The Panama Papers scandal should serve as a wake-up call for every organization—and it should prompt compliance officers to closely scrutinize the third party vendors they do business with.
The Panama Papers are made up of millions of documents pulled from the law firm Mossack Fonseca files and leaked to the media. While it may seem like “karma” for Mossack’s clients who may have been trying to obscure shadowy financial transactions, it’s a catastrophic breach for the firm—and for its clients, many of whom may be ethical, law-abiding organizations that have also had their confidential information compromised.
As I recently wrote in reviewing our Third Party Risk Management Benchmark Report, released in March, compliance officers are struggling to deal with the risk of third party misconduct. In the wake of the Panama Papers, the compliance lesson for organizations is that it is more important than ever to take steps to ensure you’re managing that risk.

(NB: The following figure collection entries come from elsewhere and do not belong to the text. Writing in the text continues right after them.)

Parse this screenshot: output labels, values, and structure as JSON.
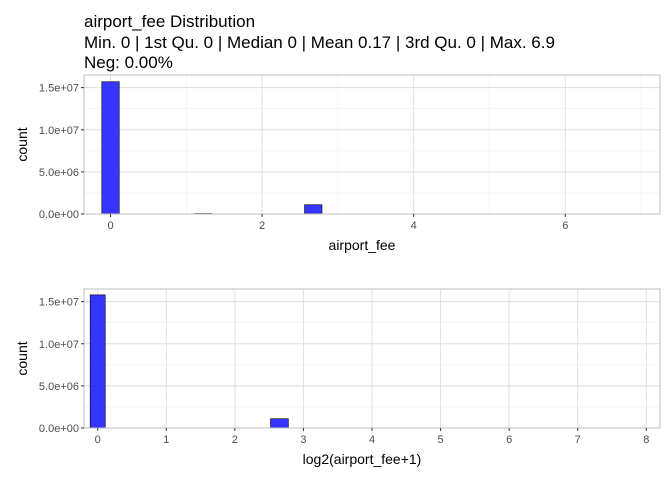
{
  "title": {
    "line1": "airport_fee Distribution",
    "line2": "Min. 0 | 1st Qu. 0 | Median 0 | Mean 0.17 | 3rd Qu. 0 | Max. 6.9",
    "line3": "Neg: 0.00%"
  },
  "colors": {
    "bar_fill": "#1f1fff",
    "bar_stroke": "#000000",
    "panel_border": "#bfbfbf",
    "grid_major": "#dedede",
    "grid_minor": "#efefef",
    "tick_text": "#4d4d4d"
  },
  "chart_data": [
    {
      "type": "bar",
      "subtype": "histogram",
      "xlabel": "airport_fee",
      "ylabel": "count",
      "xlim": [
        -0.35,
        7.25
      ],
      "ylim": [
        0,
        16500000
      ],
      "x_ticks": [
        0,
        2,
        4,
        6
      ],
      "x_tick_labels": [
        "0",
        "2",
        "4",
        "6"
      ],
      "x_minor_ticks": [
        1,
        3,
        5,
        7
      ],
      "y_ticks": [
        0,
        5000000,
        10000000,
        15000000
      ],
      "y_tick_labels": [
        "0.0e+00",
        "5.0e+06",
        "1.0e+07",
        "1.5e+07"
      ],
      "y_minor_ticks": [
        2500000,
        7500000,
        12500000
      ],
      "grid": true,
      "bin_width": 0.23,
      "bins": [
        {
          "x0": -0.115,
          "x1": 0.115,
          "count": 15700000
        },
        {
          "x0": 1.11,
          "x1": 1.34,
          "count": 60000
        },
        {
          "x0": 2.56,
          "x1": 2.79,
          "count": 1100000
        },
        {
          "x0": 6.86,
          "x1": 7.09,
          "count": 0
        }
      ]
    },
    {
      "type": "bar",
      "subtype": "histogram",
      "xlabel": "log2(airport_fee+1)",
      "ylabel": "count",
      "x_scale": "log2(x+1)",
      "xlim": [
        -0.2,
        8.2
      ],
      "ylim": [
        0,
        16500000
      ],
      "x_ticks": [
        0,
        1,
        2,
        3,
        4,
        5,
        6,
        7,
        8
      ],
      "x_tick_labels": [
        "0",
        "1",
        "2",
        "3",
        "4",
        "5",
        "6",
        "7",
        "8"
      ],
      "y_ticks": [
        0,
        5000000,
        10000000,
        15000000
      ],
      "y_tick_labels": [
        "0.0e+00",
        "5.0e+06",
        "1.0e+07",
        "1.5e+07"
      ],
      "y_minor_ticks": [
        2500000,
        7500000,
        12500000
      ],
      "grid": true,
      "bins": [
        {
          "x0": -0.11,
          "x1": 0.11,
          "count": 15800000
        },
        {
          "x0": 2.52,
          "x1": 2.78,
          "count": 1100000
        },
        {
          "x0": 6.9,
          "x1": 7.1,
          "count": 0
        }
      ]
    }
  ]
}
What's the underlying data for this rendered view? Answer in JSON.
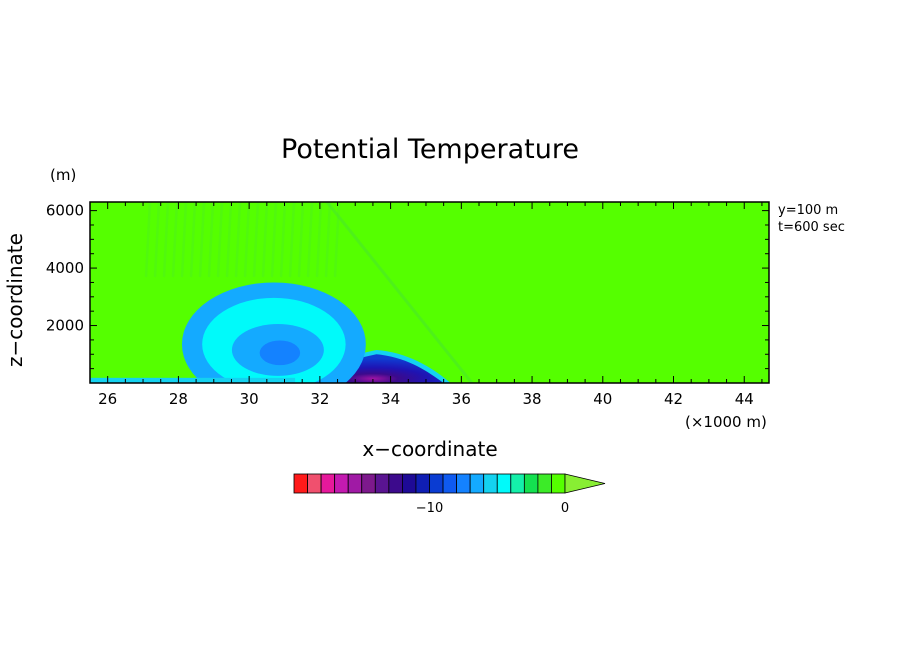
{
  "chart_data": {
    "type": "heatmap",
    "title": "Potential Temperature",
    "xlabel": "x−coordinate",
    "ylabel": "z−coordinate",
    "x_unit": "(×1000 m)",
    "y_unit": "(m)",
    "annotations": [
      "y=100 m",
      "t=600 sec"
    ],
    "xlim": [
      25.5,
      44.7
    ],
    "ylim": [
      0,
      6300
    ],
    "x_ticks": [
      26,
      28,
      30,
      32,
      34,
      36,
      38,
      40,
      42,
      44
    ],
    "y_ticks": [
      2000,
      4000,
      6000
    ],
    "background_color": "#55ff00",
    "colorbar": {
      "colors": [
        "#ff1a1a",
        "#f0506e",
        "#e6199b",
        "#c31ab0",
        "#a01aa5",
        "#7d198c",
        "#5a1491",
        "#3c0a8c",
        "#1e0a96",
        "#0f1eb4",
        "#0a3cd2",
        "#0f5af0",
        "#1482ff",
        "#14aaff",
        "#14d2f0",
        "#00fafa",
        "#14f0aa",
        "#14e150",
        "#3ceb28",
        "#55ff00"
      ],
      "extend_color": "#88ee33",
      "tick_labels": [
        "−10",
        "0"
      ],
      "tick_values": [
        -10,
        0
      ],
      "vmin": -20,
      "vmax": 0
    }
  }
}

In any relationship with a third party organization, risk management should begin before engagement and it should begin with due diligence. When an organization considers engaging a third party to represent it, the mindset should be that the third party often stands in for an employee.
A risk-based due-diligence evaluation will include looking for past issues, such as negative publicity, placement on a watch list or other publicly discoverable information. If your organization values and maintains strong compliance and training programs (especially around anti-bribery and corruption) any third party you engage should also be expected to support and visibly demonstrate a similar commitment.